Hospice care In Network
80% covered after deductible is met 
Out of Network
60% covered after deductible is met 
 


Nothing for medical or dental. I don’t know how much the company pays. $20 copay for doctors visits, $100 for the ER, $100 per day hospital, $1500 out of pocket max per year.

This, only I pay $40 per month for the whole family. I have a $25/year deductible for prescriptions.
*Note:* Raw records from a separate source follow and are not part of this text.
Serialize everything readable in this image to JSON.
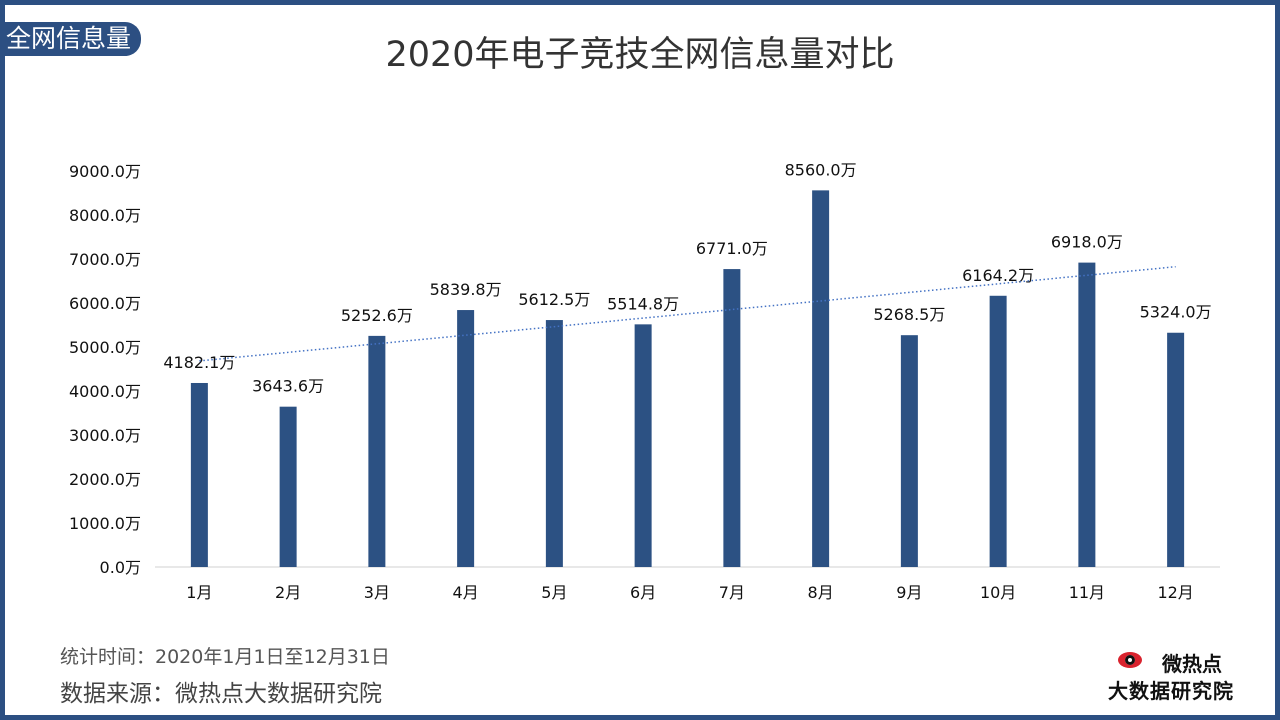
{
  "header": {
    "corner_tag": "全网信息量",
    "title": "2020年电子竞技全网信息量对比"
  },
  "footer": {
    "time_range": "统计时间：2020年1月1日至12月31日",
    "source": "数据来源：微热点大数据研究院"
  },
  "logo": {
    "top_text": "微热点",
    "bottom_text": "大数据研究院"
  },
  "colors": {
    "bar": "#2c5183",
    "trendline": "#4472c4",
    "frame": "#2c4f82"
  },
  "chart_data": {
    "type": "bar",
    "categories": [
      "1月",
      "2月",
      "3月",
      "4月",
      "5月",
      "6月",
      "7月",
      "8月",
      "9月",
      "10月",
      "11月",
      "12月"
    ],
    "values": [
      4182.1,
      3643.6,
      5252.6,
      5839.8,
      5612.5,
      5514.8,
      6771.0,
      8560.0,
      5268.5,
      6164.2,
      6918.0,
      5324.0
    ],
    "data_labels": [
      "4182.1万",
      "3643.6万",
      "5252.6万",
      "5839.8万",
      "5612.5万",
      "5514.8万",
      "6771.0万",
      "8560.0万",
      "5268.5万",
      "6164.2万",
      "6918.0万",
      "5324.0万"
    ],
    "y_ticks": [
      "0.0万",
      "1000.0万",
      "2000.0万",
      "3000.0万",
      "4000.0万",
      "5000.0万",
      "6000.0万",
      "7000.0万",
      "8000.0万",
      "9000.0万"
    ],
    "ylim": [
      0,
      9000
    ],
    "trendline": "linear",
    "grid": false,
    "legend": "none"
  }
}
currently $700/month on my ex-employer’s group COBRA, which is about to expire. In light of that,
[partial hijack]
looking thru the various HIPAA plans in my state (California), none have reasonable premiums + low copays + low maximum out-of-pocket.
Would anyone know of national or state organizations, clubs, or associations that offer health insurance? Freelancers.org is 1 example.
Replies much appreciated.
[\partial hijack]

Now that I’m on Medicare (YAY!), I’m just paying about $98/month for my supplemental insurance. Of course I’m still paying a small fortune for prescriptions and copays, especially when I get into that insanity called the “donut hole.” But hey, it’s better than the preceding 15 years without any insurance at all.
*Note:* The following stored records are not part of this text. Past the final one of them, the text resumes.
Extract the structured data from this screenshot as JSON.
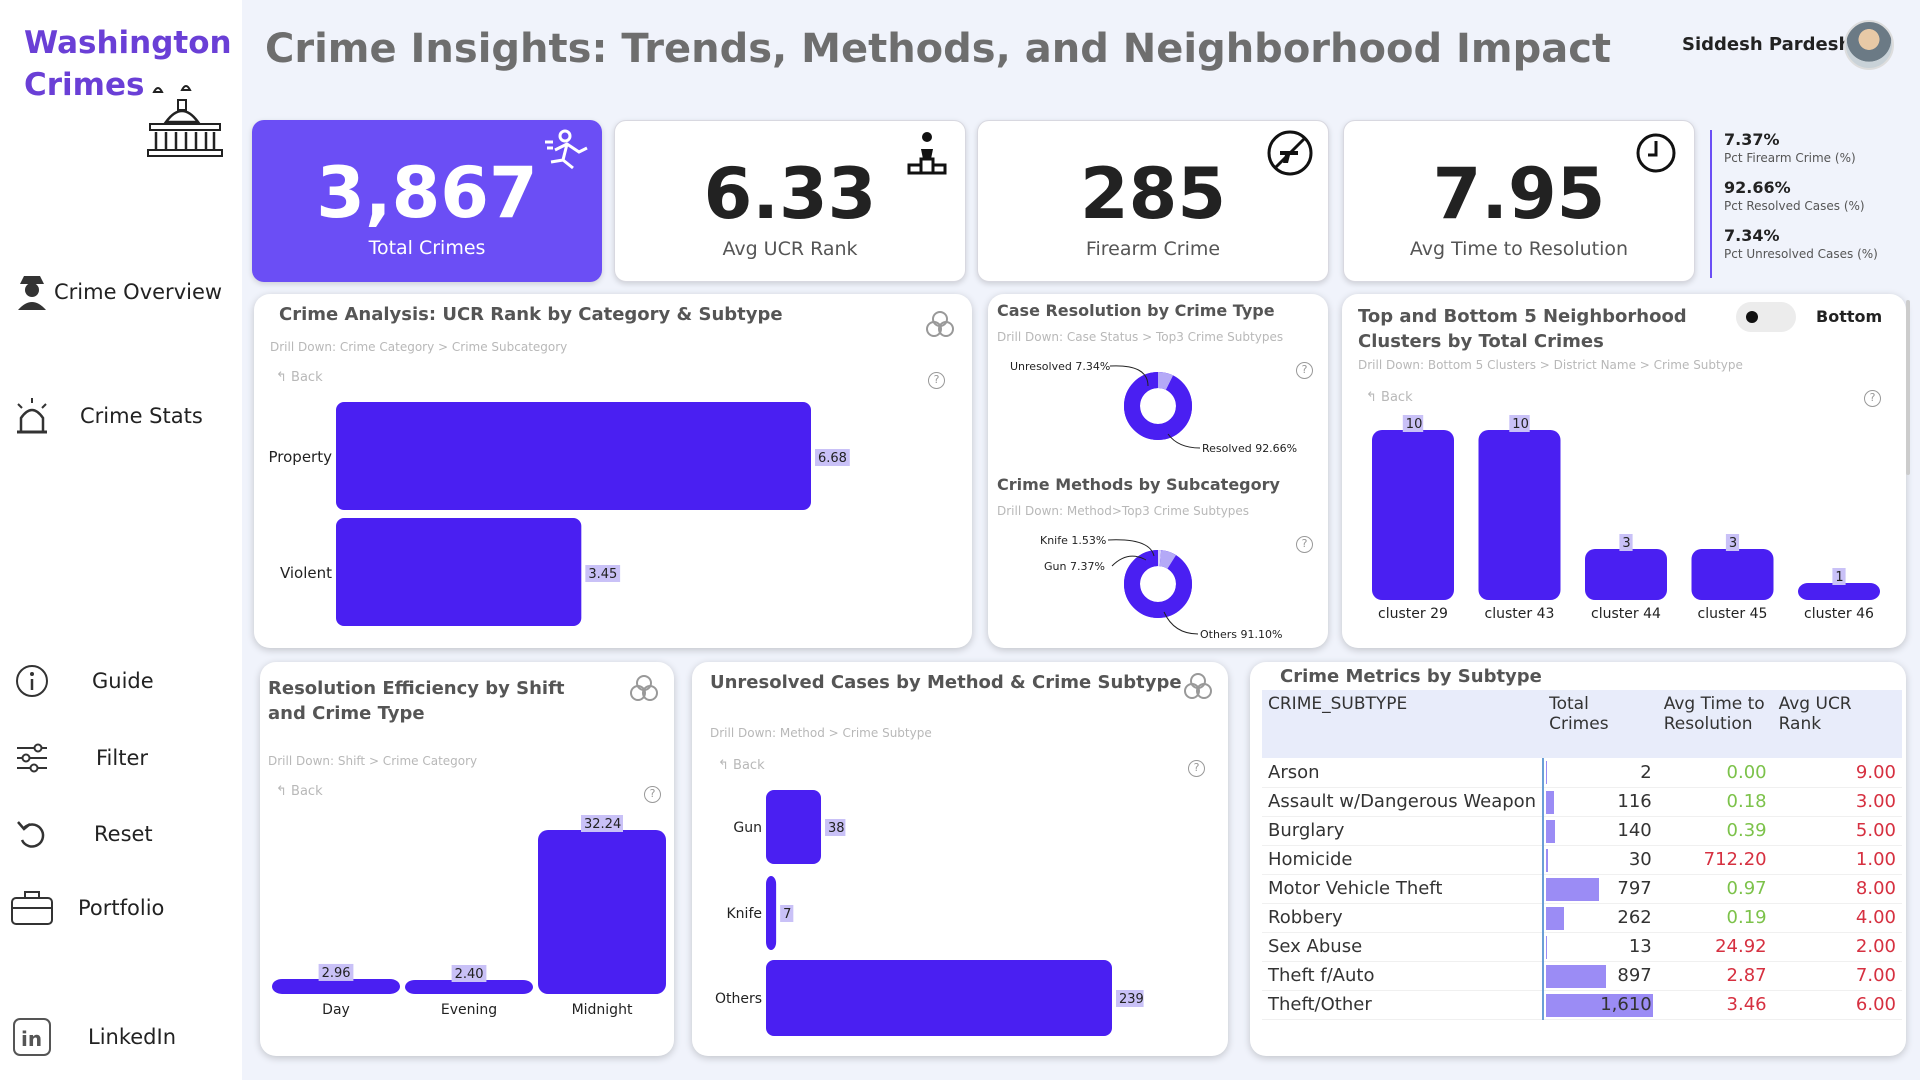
{
  "sidebar": {
    "brand_line1": "Washington",
    "brand_line2": "Crimes",
    "items": [
      {
        "label": "Crime Overview",
        "icon": "detective-icon"
      },
      {
        "label": "Crime Stats",
        "icon": "alarm-siren-icon"
      },
      {
        "label": "Guide",
        "icon": "info-icon"
      },
      {
        "label": "Filter",
        "icon": "sliders-icon"
      },
      {
        "label": "Reset",
        "icon": "undo-icon"
      },
      {
        "label": "Portfolio",
        "icon": "briefcase-icon"
      },
      {
        "label": "LinkedIn",
        "icon": "linkedin-icon"
      }
    ]
  },
  "header": {
    "title": "Crime Insights: Trends, Methods, and Neighborhood Impact",
    "user": "Siddesh Pardeshi"
  },
  "kpis": [
    {
      "value": "3,867",
      "caption": "Total Crimes",
      "icon": "running-thief-icon"
    },
    {
      "value": "6.33",
      "caption": "Avg UCR Rank",
      "icon": "podium-icon"
    },
    {
      "value": "285",
      "caption": "Firearm Crime",
      "icon": "no-gun-icon"
    },
    {
      "value": "7.95",
      "caption": "Avg Time to Resolution",
      "icon": "clock-icon"
    }
  ],
  "pct_panel": [
    {
      "value": "7.37%",
      "label": "Pct Firearm Crime (%)"
    },
    {
      "value": "92.66%",
      "label": "Pct Resolved Cases (%)"
    },
    {
      "value": "7.34%",
      "label": "Pct Unresolved Cases (%)"
    }
  ],
  "common": {
    "back": "Back",
    "help": "?"
  },
  "panel_ucr": {
    "title": "Crime Analysis: UCR Rank by Category & Subtype",
    "drill": "Drill Down: Crime Category > Crime Subcategory"
  },
  "panel_resolution": {
    "title": "Case Resolution by Crime Type",
    "drill": "Drill Down: Case Status > Top3 Crime Subtypes"
  },
  "panel_methods": {
    "title": "Crime Methods by Subcategory",
    "drill": "Drill Down: Method>Top3 Crime Subtypes"
  },
  "panel_clusters": {
    "title_line1": "Top and Bottom 5 Neighborhood",
    "title_line2": "Clusters by Total Crimes",
    "drill": "Drill Down: Bottom 5 Clusters > District Name > Crime Subtype",
    "toggle_label": "Bottom"
  },
  "panel_shift": {
    "title_line1": "Resolution Efficiency by Shift",
    "title_line2": "and Crime Type",
    "drill": "Drill Down: Shift > Crime Category"
  },
  "panel_unresolved": {
    "title": "Unresolved Cases by Method & Crime Subtype",
    "drill": "Drill Down: Method > Crime Subtype"
  },
  "panel_metrics": {
    "title": "Crime Metrics by Subtype",
    "headers": [
      "CRIME_SUBTYPE",
      "Total Crimes",
      "Avg Time to Resolution",
      "Avg UCR Rank"
    ],
    "rows": [
      {
        "subtype": "Arson",
        "total": "2",
        "avg_time": "0.00",
        "avg_ucr": "9.00",
        "total_n": 2,
        "time_color": "#7cc24a"
      },
      {
        "subtype": "Assault w/Dangerous Weapon",
        "total": "116",
        "avg_time": "0.18",
        "avg_ucr": "3.00",
        "total_n": 116,
        "time_color": "#7cc24a"
      },
      {
        "subtype": "Burglary",
        "total": "140",
        "avg_time": "0.39",
        "avg_ucr": "5.00",
        "total_n": 140,
        "time_color": "#7cc24a"
      },
      {
        "subtype": "Homicide",
        "total": "30",
        "avg_time": "712.20",
        "avg_ucr": "1.00",
        "total_n": 30,
        "time_color": "#d63040"
      },
      {
        "subtype": "Motor Vehicle Theft",
        "total": "797",
        "avg_time": "0.97",
        "avg_ucr": "8.00",
        "total_n": 797,
        "time_color": "#7cc24a"
      },
      {
        "subtype": "Robbery",
        "total": "262",
        "avg_time": "0.19",
        "avg_ucr": "4.00",
        "total_n": 262,
        "time_color": "#7cc24a"
      },
      {
        "subtype": "Sex Abuse",
        "total": "13",
        "avg_time": "24.92",
        "avg_ucr": "2.00",
        "total_n": 13,
        "time_color": "#d63040"
      },
      {
        "subtype": "Theft f/Auto",
        "total": "897",
        "avg_time": "2.87",
        "avg_ucr": "7.00",
        "total_n": 897,
        "time_color": "#d63040"
      },
      {
        "subtype": "Theft/Other",
        "total": "1,610",
        "avg_time": "3.46",
        "avg_ucr": "6.00",
        "total_n": 1610,
        "time_color": "#d63040"
      }
    ],
    "ucr_color": "#d63040",
    "bar_color": "#9b8cf5"
  },
  "colors": {
    "accent": "#4a1ff2",
    "kpi_primary": "#6b4ef5",
    "brand": "#6a3fd6",
    "label_bg": "#c9c1f7"
  },
  "chart_data": [
    {
      "type": "bar",
      "orientation": "horizontal",
      "categories": [
        "Property",
        "Violent"
      ],
      "values": [
        6.68,
        3.45
      ],
      "labels": [
        "6.68",
        "3.45"
      ]
    },
    {
      "type": "pie",
      "donut": true,
      "categories": [
        "Unresolved",
        "Resolved"
      ],
      "values": [
        7.34,
        92.66
      ],
      "labels": [
        "Unresolved 7.34%",
        "Resolved 92.66%"
      ]
    },
    {
      "type": "pie",
      "donut": true,
      "categories": [
        "Knife",
        "Gun",
        "Others"
      ],
      "values": [
        1.53,
        7.37,
        91.1
      ],
      "labels": [
        "Knife 1.53%",
        "Gun 7.37%",
        "Others 91.10%"
      ]
    },
    {
      "type": "bar",
      "categories": [
        "cluster 29",
        "cluster 43",
        "cluster 44",
        "cluster 45",
        "cluster 46"
      ],
      "values": [
        10,
        10,
        3,
        3,
        1
      ],
      "labels": [
        "10",
        "10",
        "3",
        "3",
        "1"
      ]
    },
    {
      "type": "bar",
      "categories": [
        "Day",
        "Evening",
        "Midnight"
      ],
      "values": [
        2.96,
        2.4,
        32.24
      ],
      "labels": [
        "2.96",
        "2.40",
        "32.24"
      ]
    },
    {
      "type": "bar",
      "orientation": "horizontal",
      "categories": [
        "Gun",
        "Knife",
        "Others"
      ],
      "values": [
        38,
        7,
        239
      ],
      "labels": [
        "38",
        "7",
        "239"
      ]
    }
  ]
}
Not asking anything personal, but a lot of medications are available in generic form, and many big stores offer prescriptions for $4/ month & $10/3 months. Some of the big ones to look at are Kmart, Target, Costco, Walmart and Walgreens.
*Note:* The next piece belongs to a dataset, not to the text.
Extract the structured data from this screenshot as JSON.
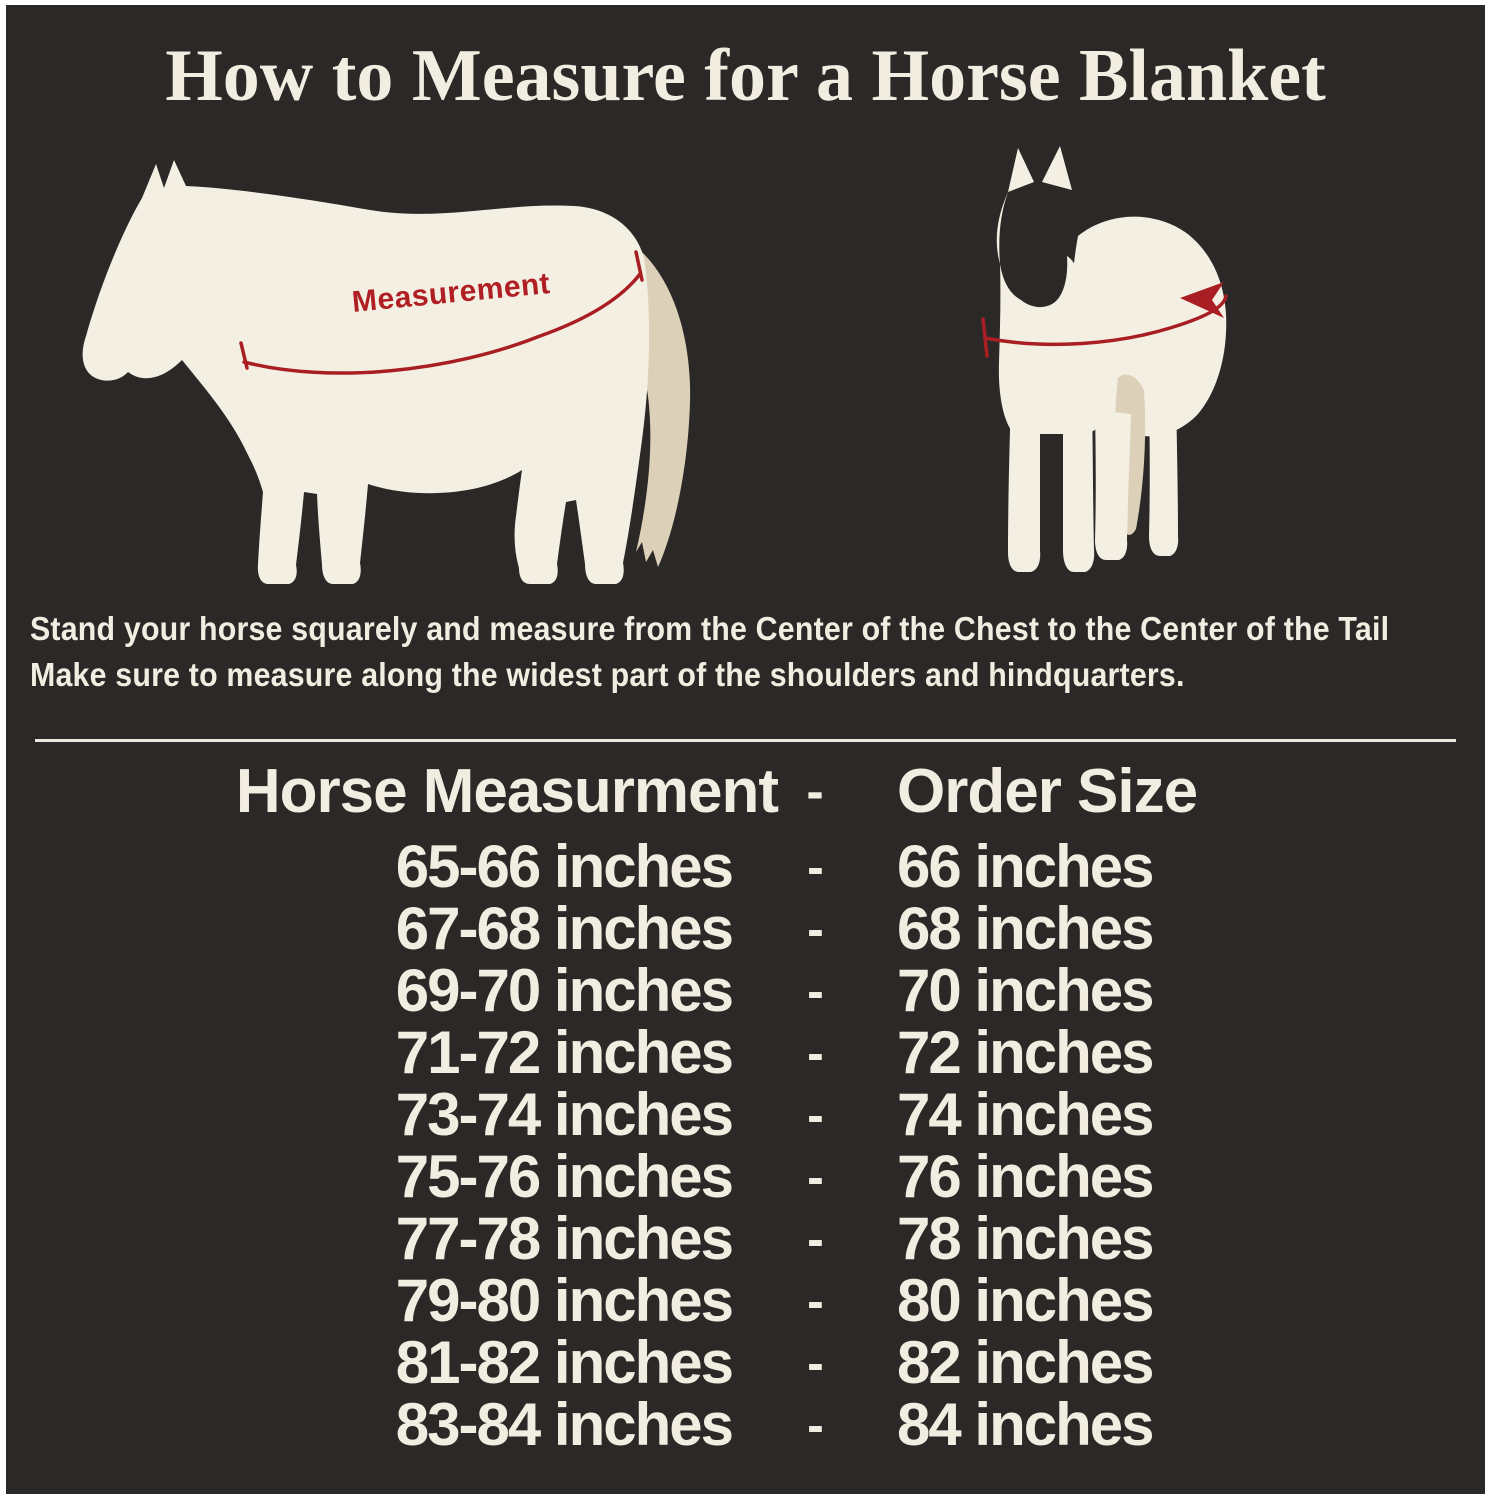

About this for us, too. With a 10K deductible. Takes care of preventative stuff and one (or two?) doctor visits a year. Beyond that it doesn’t kick in until one of us gets hit by a train.

Wow! All these US answers just make me want to scream! My husband and I are American expats living in Hungary. He’s got dual citizenship and he’s working for an international company here. His health insurance is paid via payroll taxes and I don’t know how much that is. I am not a citizen so I have to pay into the system. My insurance costs us 5,000 HUF (Hungarian forints) a month, or about $25 (US Dollars). There are no co-pays, no deductibles and no caps. Everything medical is covered, including annual mammograms and other women’s check-up stuff.

Prescriptions are not covered by insurance, but they’re not expensive either. For my HRT, I pay 6,000 HUF (about $30) for a 3-month supply. I have no dental insurance, but I pay less here for my dental work than I was paying in the US when I had dental insurance.

I tore some knee ligaments in January attempting to learn to ski, and my leg brace cost us about $50 (I googled it; it sells retail for about $400) and I pay nothing for my twice-a-week physical therapy.

I LOVE universal healthcare and do not understand why the US is so resistant to it.